Son dakika: DEM'den İmralı görüşmeleriyle ilgili açıklama: Umut verici düzeyde
DEM Parti İmralı görüşmeleri ile ilgili yazılı bir açıklama yaptı. Açıklamada, "Hemen tüm görüşmeler samimi ve umut verici düzeyde olumlu geçmiştir. Görüşmelerden edindiğimiz izlenim, tüm siyasi partilerde Kürt sorunundan kaynaklı çatışmalı ve gerilimli süreci geride bırakma hususunda ortak bir arzu ve irade bulunduğu yönündedir." denildi. Aynı zamanda açıklamada Öcalan ile bir görüşme daha yapılacağı ifade edildi.
Haberin devamı için tıklayınızDEM Parti, İmralı görüşmeleriyle ilgili açıklama yaptı.
DEM Parti tarafından yapılan açıklama şu ifadelere yer verildi:
"28 Aralık 2024’te İmralı’da Abdullah Öcalan ile gerçekleştirdiğimiz görüşme sonrası, yine bu görüşmenin sonuçları ve kendisinin de istemi üzerine TBMM, siyasi partiler ve cezaevindeki siyasetçi arkadaşlarımızla bir dizi görüşme gerçekleştirdik.
3 Ocak’ta TBMM Başkanı Numan Kurtulmuş’la başlayan ziyaret ve görüşmelerimiz Milliyetçi Hareket Partisi, Gelecek Partisi, Adalet ve Kalkınma Partisi, Saadet Partisi, Cumhuriyet Halk Partisi, Deva Partisi ve Yeniden Refah Partisi başkan ve temsilcileriyle devam etti. 11-12 Ocak tarihlerinde de cezaevlerinde tutulan eski eş genel başkanlarımız ve siyasetçi arkadaşlarımız Figen Yüksekdağ, Selahattin Demirtaş, Leyla Güven ve Selçuk Mızraklı ile görüşmeler gerçekleştirdik.
Diyalog ve barış odaklı bu görüşmelerimiz ve fikir teatisi süreci, Eş Genel Başkanlarımız ve parti kurullarımız, parti bileşenimizi oluşturan siyasi parti ve oluşumlar, ittifak halinde olduğumuz siyasi partiler ve sivil toplum kuruluşlarıyla da başlatılmış ve sürdürülmektedir.
Öncelikle bizi nezaket ve hüsnükabulle karşılayarak kıymetli görüş ve önerilerini paylaşan, kaygı ve eleştirilerini son derece yapıcı bir dille ifade eden tüm siyasi partilerimize ve sayın liderlerine en içten saygı ve teşekkürlerimizi sunmak isteriz.
Ziyaret gündemlerimizin ana eksenini, Öcalan ile yaptığımız görüşmenin sonuçlarının aktarımı ve ortaya çıkan yeni durumun karşılıklı olarak değerlendirilmesi oluşturmuştur.
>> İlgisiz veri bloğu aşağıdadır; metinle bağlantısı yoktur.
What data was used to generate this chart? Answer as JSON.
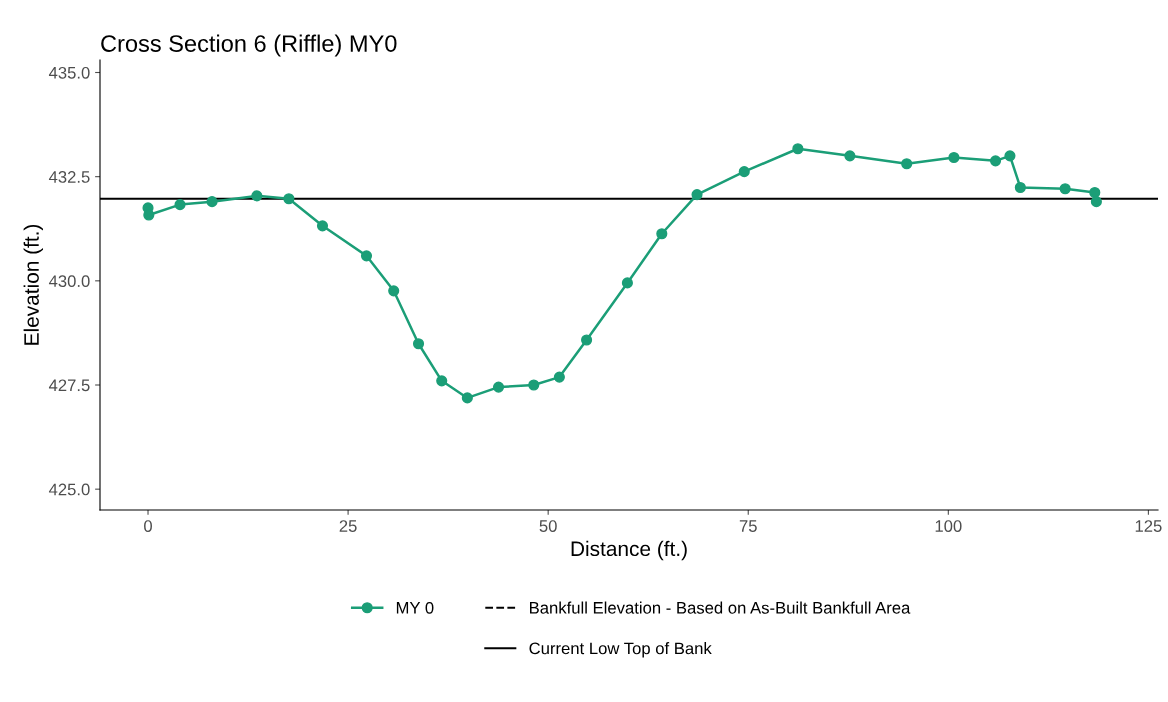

Bunlar da özetle, Kürt sorununa ve bundan kaynaklı çatışmalı sürece kalıcı çözüm bulmak için pozitif katkı sunma istek ve iradesine, Türk-Kürt kardeşliğinin güçlendirilmesinin tarihsel sorumluluğuna, Ortadoğu’da yaşanan köklü ve geri döndürülemez gelişmelerin yüklediği sorumluluğa, TBMM ve demokratik siyasetin sorunun en önemli çözüm zeminini oluşturduğuna odaklanmıştır.